In a study of nearly 700 12- and 13-year-olds, DiFranza's team found that teens who had started smoking were likely to report symptoms of being "hooked," even after only smoking sporadically. For example, of the youths who had ever used tobacco, even if they had only take a puff, 40% reported symptoms of dependence--which include cravings and withdrawal symptoms such as irritability and mood swings .
The findings are published in the September issue of the journal Tobacco Control.
"Before the study, it was assumed that it took two years for kids to get hooked on tobacco--that they would have to smoke it every day, at least a half a pack per day," DiFranza said. "Nobody suspected that people would have trouble quitting if they didn't smoke every day, but actually, it was quite common."
Overall, nearly half the youths reported using some form of tobacco over the course of the 30-month study. On average, they were just under 12 years old when they took their first puff.

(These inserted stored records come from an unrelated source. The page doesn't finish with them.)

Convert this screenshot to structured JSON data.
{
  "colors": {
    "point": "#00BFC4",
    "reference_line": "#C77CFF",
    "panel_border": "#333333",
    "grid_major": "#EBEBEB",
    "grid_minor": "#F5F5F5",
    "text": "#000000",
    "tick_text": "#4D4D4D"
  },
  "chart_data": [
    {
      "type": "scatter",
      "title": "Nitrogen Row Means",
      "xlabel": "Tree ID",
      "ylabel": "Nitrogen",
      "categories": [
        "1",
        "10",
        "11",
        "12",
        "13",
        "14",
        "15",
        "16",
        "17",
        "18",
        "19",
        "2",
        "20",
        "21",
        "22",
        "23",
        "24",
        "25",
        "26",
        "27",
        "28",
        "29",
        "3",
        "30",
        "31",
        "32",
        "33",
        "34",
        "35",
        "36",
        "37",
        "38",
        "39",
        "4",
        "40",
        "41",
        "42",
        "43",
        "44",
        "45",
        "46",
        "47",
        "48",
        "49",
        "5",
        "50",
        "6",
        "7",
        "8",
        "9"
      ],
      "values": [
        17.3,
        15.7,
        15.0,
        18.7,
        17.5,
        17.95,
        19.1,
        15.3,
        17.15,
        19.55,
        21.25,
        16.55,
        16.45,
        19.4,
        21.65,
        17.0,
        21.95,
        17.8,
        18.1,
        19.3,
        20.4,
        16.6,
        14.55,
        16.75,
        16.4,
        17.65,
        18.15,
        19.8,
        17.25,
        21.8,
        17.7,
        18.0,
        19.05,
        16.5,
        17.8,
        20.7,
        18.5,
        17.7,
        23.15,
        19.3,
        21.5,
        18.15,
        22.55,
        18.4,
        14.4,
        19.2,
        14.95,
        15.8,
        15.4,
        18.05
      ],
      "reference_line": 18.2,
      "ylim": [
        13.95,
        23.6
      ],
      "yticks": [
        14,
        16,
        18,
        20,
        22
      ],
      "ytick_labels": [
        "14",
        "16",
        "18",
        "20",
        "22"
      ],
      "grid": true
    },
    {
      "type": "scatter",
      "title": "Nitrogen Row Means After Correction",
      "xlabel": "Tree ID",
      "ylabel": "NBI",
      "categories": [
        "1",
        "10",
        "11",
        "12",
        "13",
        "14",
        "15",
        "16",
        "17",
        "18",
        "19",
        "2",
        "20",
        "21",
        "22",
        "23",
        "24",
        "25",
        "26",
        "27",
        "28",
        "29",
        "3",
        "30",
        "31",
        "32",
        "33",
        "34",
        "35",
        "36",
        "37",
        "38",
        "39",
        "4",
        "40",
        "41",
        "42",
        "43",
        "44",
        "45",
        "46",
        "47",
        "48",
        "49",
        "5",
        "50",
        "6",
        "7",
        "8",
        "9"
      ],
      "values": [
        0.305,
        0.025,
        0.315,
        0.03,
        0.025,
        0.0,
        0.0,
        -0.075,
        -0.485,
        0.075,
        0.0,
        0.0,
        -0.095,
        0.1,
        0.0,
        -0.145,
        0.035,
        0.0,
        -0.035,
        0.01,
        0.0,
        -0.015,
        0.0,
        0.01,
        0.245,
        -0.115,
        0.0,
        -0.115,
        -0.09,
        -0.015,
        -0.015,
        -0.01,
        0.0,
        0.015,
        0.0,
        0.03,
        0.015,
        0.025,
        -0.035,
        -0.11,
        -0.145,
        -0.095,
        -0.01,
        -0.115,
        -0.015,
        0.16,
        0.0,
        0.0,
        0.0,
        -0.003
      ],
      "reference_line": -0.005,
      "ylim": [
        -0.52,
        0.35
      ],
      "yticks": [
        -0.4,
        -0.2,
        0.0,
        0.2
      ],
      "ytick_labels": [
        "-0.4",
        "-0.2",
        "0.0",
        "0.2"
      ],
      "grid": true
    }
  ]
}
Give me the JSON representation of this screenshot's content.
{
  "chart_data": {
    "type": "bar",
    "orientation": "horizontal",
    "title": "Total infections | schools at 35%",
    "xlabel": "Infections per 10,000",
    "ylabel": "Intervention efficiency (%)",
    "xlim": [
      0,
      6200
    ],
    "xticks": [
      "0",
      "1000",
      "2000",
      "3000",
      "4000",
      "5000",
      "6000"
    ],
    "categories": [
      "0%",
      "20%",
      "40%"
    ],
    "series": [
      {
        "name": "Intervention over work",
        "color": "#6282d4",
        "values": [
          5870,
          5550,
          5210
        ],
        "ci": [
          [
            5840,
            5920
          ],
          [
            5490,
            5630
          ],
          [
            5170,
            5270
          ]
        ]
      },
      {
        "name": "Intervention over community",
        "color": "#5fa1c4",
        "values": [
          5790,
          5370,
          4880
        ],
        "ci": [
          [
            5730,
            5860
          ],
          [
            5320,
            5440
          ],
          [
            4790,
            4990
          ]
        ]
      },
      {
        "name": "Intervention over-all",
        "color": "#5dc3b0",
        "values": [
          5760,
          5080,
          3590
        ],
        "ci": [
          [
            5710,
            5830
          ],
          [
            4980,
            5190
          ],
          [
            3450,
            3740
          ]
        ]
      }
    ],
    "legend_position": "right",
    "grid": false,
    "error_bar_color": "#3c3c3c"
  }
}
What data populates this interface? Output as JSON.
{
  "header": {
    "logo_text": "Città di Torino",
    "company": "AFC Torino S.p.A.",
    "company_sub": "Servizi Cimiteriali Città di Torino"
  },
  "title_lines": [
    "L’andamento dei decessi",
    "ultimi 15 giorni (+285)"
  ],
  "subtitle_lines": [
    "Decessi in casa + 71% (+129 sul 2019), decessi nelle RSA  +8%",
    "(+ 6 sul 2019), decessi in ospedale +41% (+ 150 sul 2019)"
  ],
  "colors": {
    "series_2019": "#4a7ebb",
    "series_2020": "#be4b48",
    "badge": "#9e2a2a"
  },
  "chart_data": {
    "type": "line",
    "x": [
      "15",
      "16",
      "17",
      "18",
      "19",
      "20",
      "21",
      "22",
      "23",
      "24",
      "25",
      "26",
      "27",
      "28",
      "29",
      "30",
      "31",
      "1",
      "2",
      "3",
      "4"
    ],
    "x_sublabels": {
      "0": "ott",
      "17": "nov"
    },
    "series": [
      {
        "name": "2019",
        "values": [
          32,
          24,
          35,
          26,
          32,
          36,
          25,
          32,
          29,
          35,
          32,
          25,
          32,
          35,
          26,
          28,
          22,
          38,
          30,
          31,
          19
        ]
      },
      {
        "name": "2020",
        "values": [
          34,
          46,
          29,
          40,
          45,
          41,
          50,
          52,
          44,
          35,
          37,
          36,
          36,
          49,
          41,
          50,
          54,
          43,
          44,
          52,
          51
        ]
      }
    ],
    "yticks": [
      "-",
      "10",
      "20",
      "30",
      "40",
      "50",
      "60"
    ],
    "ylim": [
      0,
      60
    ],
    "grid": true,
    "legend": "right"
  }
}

Of all the adolescents who reported some symptoms of addiction, one third were only smoking once a month, and half were smoking once a week.
In addition, the researchers found it did not take long for the youths to develop an addiction. "Half the kids were hooked before they had been smoking two months," DiFranza noted.
Girls also seemed to get hooked quicker than boys, and reported more symptoms of dependence.
"Half the girls who became hooked had symptoms within three weeks. For boys it was six months," DiFranza said. "Girls appear to be especially vulnerable to rapidly developing a dependence on nicotine."
The teens who reported one or more symptoms of addiction were also more likely to have difficulty quitting, with those teens being 30 times more likely to fail at quitting smoking and 44 times more likely to still be smoking at the end of the study than kids with no symptoms of addiction.
Overall, a teenager may be more vulnerable to nicotine dependence than an adult because the teen's brain is still developing, according to DiFranza.
"I'd like to see the message get out to kids that you can't experiment with tobacco. There's no way of smoking safely," DiFranza said. "We need to convince kids that trying even one cigarette can lead to a lifelong addiction."